Plugins and project ideas collection #4338

ines · 2019-09-29T16:34:21Z

ines
Sep 29, 2019
Maintainer

I was going though the existing enhancement issues again and though it'd be nice to collect ideas for spaCy plugins and related projects. There are always people in the community who are looking for new things to build, so here's some inspiration ✨ For existing plugins and projects, check out the spaCy universe.

If you have questions about the projects I suggested, or the spaCy plugin system in general, I should also be able to help.
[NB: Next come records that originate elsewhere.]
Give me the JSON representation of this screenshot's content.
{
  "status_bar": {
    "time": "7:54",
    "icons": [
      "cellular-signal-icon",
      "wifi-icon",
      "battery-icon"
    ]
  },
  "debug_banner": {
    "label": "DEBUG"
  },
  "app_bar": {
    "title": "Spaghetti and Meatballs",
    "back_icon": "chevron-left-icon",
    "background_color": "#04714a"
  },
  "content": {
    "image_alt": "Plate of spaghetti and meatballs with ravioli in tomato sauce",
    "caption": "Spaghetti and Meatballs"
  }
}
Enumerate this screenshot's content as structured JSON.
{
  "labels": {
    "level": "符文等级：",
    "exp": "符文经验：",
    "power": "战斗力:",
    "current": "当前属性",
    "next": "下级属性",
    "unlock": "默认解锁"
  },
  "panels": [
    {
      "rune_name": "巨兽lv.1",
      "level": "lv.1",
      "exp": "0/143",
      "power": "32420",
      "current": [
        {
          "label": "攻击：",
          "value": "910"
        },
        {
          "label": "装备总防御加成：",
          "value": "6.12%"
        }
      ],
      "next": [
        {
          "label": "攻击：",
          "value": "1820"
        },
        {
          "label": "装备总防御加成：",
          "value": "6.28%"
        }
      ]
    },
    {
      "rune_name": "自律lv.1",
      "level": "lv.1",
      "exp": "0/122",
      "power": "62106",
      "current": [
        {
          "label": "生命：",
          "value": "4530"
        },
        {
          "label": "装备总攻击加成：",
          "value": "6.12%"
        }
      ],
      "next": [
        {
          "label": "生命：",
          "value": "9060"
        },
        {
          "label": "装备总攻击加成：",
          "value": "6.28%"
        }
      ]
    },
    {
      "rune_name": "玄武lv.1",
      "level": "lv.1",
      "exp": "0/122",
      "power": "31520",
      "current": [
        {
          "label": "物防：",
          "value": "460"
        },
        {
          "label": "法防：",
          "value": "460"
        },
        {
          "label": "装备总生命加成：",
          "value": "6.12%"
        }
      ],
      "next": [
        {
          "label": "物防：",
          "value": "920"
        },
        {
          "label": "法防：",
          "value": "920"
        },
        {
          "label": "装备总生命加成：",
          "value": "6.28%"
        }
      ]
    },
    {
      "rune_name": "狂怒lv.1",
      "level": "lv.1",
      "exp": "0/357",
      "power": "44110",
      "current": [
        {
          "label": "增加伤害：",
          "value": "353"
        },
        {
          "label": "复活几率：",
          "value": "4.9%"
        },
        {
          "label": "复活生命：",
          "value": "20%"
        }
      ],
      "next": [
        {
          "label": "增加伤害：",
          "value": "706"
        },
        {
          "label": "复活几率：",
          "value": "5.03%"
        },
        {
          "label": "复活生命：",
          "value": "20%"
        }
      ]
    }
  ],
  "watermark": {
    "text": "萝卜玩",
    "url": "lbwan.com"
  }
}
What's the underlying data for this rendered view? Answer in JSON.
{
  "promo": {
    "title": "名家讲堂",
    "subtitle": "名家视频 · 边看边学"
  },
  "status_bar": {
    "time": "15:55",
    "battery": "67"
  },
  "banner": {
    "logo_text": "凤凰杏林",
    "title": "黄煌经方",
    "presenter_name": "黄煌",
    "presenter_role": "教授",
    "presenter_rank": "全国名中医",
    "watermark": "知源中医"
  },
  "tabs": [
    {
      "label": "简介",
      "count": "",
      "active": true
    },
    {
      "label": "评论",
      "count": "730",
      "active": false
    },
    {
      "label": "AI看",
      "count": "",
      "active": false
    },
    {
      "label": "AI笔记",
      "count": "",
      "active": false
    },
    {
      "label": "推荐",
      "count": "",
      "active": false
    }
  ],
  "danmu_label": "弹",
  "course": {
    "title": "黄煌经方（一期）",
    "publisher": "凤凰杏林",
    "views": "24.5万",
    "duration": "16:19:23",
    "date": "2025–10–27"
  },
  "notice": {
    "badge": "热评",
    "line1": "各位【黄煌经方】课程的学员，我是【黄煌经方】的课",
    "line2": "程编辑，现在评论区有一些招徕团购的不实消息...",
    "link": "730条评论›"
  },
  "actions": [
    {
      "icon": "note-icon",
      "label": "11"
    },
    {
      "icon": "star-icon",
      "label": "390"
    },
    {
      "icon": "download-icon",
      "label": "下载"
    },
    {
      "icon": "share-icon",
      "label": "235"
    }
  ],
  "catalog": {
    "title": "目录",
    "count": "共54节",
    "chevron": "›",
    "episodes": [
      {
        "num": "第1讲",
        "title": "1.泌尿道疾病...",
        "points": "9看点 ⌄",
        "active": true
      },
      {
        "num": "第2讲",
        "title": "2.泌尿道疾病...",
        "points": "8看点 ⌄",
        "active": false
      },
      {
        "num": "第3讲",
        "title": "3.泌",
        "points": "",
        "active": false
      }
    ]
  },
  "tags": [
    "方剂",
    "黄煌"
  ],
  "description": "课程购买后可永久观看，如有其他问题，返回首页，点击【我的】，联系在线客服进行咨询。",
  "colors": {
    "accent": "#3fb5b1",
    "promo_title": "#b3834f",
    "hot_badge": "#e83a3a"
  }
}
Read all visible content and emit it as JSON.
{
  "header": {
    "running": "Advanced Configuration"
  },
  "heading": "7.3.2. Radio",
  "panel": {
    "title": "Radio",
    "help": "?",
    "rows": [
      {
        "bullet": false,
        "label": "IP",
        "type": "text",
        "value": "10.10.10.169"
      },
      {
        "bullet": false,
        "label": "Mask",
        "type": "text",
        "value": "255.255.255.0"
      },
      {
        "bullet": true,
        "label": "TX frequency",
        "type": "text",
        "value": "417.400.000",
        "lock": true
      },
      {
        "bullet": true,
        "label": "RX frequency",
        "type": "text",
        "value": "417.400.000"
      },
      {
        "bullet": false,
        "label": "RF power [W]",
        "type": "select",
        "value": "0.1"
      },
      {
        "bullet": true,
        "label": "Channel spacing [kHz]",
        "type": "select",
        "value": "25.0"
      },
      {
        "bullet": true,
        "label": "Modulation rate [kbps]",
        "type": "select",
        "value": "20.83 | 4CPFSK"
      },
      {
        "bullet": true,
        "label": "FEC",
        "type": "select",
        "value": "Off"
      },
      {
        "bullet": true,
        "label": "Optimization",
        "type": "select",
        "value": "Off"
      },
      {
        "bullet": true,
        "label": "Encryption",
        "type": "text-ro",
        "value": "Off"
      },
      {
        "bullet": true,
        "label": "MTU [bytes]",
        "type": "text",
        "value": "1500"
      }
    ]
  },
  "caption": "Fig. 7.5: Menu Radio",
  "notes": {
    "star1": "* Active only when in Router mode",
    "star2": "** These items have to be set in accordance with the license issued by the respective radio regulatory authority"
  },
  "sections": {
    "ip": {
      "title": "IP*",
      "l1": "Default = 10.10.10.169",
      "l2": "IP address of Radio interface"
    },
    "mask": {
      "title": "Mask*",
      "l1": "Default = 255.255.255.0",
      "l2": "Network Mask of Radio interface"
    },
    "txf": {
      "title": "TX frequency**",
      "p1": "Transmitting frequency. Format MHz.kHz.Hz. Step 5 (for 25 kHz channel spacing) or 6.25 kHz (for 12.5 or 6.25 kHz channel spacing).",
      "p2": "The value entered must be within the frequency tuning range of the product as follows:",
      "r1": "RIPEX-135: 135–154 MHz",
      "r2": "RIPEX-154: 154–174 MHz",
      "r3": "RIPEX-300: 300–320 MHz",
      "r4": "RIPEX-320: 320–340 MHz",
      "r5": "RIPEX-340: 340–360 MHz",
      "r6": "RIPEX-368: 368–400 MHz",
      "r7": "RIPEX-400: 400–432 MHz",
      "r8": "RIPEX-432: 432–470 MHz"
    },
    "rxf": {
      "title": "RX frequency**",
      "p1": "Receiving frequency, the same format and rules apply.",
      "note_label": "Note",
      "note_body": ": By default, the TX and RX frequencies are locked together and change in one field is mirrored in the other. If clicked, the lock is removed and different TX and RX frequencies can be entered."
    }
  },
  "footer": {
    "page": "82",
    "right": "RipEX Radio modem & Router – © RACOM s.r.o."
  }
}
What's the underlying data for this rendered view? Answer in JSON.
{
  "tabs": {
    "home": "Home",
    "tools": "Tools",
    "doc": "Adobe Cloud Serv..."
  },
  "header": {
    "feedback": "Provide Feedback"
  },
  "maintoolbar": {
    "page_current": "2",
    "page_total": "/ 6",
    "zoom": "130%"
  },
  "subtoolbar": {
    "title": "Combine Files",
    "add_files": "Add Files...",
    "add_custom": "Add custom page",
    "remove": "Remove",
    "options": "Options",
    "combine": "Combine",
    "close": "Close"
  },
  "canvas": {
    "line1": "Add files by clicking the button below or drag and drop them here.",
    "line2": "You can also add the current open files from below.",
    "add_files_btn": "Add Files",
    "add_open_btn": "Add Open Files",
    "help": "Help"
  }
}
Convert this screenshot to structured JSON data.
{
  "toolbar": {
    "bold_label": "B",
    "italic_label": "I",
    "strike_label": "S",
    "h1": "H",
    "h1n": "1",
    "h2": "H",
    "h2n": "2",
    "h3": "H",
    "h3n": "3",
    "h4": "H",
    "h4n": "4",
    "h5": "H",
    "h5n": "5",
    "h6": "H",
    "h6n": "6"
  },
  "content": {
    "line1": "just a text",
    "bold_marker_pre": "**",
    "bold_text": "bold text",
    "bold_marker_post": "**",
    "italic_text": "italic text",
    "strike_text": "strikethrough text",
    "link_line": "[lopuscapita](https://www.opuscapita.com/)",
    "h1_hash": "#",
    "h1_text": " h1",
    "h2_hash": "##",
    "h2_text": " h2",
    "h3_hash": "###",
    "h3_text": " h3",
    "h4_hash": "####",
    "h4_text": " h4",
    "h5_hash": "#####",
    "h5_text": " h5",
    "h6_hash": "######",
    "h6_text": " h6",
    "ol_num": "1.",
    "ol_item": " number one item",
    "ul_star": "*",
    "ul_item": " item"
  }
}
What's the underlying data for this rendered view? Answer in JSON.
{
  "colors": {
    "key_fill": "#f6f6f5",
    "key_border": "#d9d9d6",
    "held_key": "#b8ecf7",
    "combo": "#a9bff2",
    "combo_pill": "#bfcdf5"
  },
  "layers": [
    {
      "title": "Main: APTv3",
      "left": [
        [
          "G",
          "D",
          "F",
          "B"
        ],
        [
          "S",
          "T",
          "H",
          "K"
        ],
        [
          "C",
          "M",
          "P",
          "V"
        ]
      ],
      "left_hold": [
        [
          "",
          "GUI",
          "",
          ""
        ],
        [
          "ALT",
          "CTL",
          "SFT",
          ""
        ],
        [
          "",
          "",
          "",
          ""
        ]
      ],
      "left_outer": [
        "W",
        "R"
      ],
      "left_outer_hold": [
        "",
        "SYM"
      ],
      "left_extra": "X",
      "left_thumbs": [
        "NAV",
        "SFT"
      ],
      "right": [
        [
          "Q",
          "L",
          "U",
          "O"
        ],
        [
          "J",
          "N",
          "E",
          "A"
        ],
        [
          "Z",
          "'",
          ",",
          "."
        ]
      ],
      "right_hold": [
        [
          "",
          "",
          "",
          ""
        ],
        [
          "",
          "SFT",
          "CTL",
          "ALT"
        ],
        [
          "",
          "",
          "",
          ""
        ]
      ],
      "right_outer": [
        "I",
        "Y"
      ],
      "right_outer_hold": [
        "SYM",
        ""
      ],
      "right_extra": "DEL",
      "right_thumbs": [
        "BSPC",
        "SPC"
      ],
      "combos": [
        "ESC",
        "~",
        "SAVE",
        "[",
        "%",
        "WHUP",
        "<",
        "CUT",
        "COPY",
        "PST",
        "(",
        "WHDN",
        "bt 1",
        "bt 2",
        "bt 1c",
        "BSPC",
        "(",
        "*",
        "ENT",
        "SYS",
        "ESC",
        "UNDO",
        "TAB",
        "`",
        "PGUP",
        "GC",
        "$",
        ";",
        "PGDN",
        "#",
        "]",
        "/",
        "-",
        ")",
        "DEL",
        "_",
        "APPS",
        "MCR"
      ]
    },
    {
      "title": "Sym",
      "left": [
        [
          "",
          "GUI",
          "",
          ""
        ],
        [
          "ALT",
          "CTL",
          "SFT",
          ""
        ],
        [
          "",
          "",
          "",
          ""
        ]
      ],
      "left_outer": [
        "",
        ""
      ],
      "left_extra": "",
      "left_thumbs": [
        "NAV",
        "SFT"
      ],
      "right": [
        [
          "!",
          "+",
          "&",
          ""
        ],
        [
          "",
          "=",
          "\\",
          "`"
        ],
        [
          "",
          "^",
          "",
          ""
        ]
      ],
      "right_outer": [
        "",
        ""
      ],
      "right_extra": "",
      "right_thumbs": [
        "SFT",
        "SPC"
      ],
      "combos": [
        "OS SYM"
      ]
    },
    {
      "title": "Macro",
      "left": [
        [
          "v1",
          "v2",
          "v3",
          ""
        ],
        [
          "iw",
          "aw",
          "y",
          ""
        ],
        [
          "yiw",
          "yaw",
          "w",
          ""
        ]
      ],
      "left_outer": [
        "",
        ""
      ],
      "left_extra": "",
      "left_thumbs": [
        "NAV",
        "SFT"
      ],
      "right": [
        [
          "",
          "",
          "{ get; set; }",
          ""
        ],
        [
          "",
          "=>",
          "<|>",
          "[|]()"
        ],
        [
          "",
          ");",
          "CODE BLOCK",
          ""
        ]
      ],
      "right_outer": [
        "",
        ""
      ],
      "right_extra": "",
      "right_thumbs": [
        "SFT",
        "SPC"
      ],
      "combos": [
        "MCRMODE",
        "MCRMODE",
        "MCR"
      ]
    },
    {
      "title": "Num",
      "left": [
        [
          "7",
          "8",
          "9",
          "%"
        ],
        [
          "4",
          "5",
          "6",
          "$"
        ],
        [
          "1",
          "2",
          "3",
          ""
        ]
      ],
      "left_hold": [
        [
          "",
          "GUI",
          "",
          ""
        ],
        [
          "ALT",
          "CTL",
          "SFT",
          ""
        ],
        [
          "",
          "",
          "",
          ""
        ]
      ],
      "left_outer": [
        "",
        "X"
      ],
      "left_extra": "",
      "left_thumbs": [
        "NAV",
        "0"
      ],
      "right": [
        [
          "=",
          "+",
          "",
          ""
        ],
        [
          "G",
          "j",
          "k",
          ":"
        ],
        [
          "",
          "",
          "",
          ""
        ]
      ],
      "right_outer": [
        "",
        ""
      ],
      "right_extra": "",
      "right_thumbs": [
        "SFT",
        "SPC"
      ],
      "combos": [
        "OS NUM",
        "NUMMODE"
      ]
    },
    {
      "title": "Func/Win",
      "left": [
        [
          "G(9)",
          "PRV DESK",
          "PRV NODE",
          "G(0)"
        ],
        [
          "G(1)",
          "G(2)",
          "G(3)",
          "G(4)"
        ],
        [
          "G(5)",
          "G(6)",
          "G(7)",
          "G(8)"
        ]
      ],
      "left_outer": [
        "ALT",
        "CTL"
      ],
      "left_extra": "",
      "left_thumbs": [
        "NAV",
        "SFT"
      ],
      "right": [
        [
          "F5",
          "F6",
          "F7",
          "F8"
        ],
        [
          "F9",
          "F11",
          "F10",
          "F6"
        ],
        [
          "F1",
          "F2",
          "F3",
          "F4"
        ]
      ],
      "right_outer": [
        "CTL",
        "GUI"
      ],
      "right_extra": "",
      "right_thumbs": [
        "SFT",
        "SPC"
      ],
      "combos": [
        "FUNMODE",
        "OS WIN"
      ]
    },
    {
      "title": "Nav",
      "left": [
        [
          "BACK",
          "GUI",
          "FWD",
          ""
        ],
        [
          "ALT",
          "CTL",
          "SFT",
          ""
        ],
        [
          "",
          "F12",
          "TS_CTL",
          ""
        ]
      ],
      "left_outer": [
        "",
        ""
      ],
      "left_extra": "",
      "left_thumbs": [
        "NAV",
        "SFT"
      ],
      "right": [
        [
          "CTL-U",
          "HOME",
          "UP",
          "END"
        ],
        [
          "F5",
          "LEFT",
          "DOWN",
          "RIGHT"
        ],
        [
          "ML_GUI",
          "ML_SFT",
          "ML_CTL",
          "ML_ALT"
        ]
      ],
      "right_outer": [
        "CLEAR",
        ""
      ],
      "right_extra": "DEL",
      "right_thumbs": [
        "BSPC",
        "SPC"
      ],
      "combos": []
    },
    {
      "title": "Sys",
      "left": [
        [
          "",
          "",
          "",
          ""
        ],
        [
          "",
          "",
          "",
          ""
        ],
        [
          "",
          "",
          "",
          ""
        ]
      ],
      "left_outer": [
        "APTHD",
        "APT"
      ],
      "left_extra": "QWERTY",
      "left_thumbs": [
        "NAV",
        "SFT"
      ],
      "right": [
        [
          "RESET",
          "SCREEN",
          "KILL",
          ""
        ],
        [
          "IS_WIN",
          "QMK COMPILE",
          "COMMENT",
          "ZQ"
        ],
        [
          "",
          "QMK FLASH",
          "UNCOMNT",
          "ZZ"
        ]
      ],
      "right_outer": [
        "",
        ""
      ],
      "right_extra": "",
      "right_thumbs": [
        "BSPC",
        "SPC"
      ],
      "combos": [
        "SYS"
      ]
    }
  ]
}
And if you're looking for collaborators or there's a plugin you'd love to see built, feel free to comment here as well.

Various ideas

Export spaCy models for use in Java environments? #2466: Export spaCy models for use in Java environments
Render dependency graph with graphviz #2264: Render dependency graph with graphviz
visualising NER activations inside spaCy models #2625: visualising NER activations inside spaCy models
Extracting Verb Phrases (VP) using spaCy #4441: extracting verb phrases similar to noun phrases, see also the docs on syntax iterators.

Visual Studio Code extension (#2969)

I started on a little spaCy snippets extension ages ago and never really quite finished it. But I always thought it'd be cool to have a spaCy extension with some helpers and maybe some deeper pipeline, data structures and model inspection tools. I haven't really worked with VSCode plugins (yet), but maybe someone from the community has an idea and/or experience? Would be cool to work on this together!

Wrappers for debugging pipeline components

Inspired by this Stack Overflow question: https://stackoverflow.com/a/57964354/6400719. Could be a helper that wraps the nlp object and logs processing time and other useful details. I also have a bunch of draft code I'm happy to share if someone wants to work on this. (Also see #3943 for related functionality we want to ship in spaCy.)

spaCy + Apache Beam

Thread with notebook and discussion: https://twitter.com/swartchris8/status/1194192895244480512 A package could, for instance, wrap the boilerplate code so all the user has to do is pass in an nlp object and config options (what should be extracted).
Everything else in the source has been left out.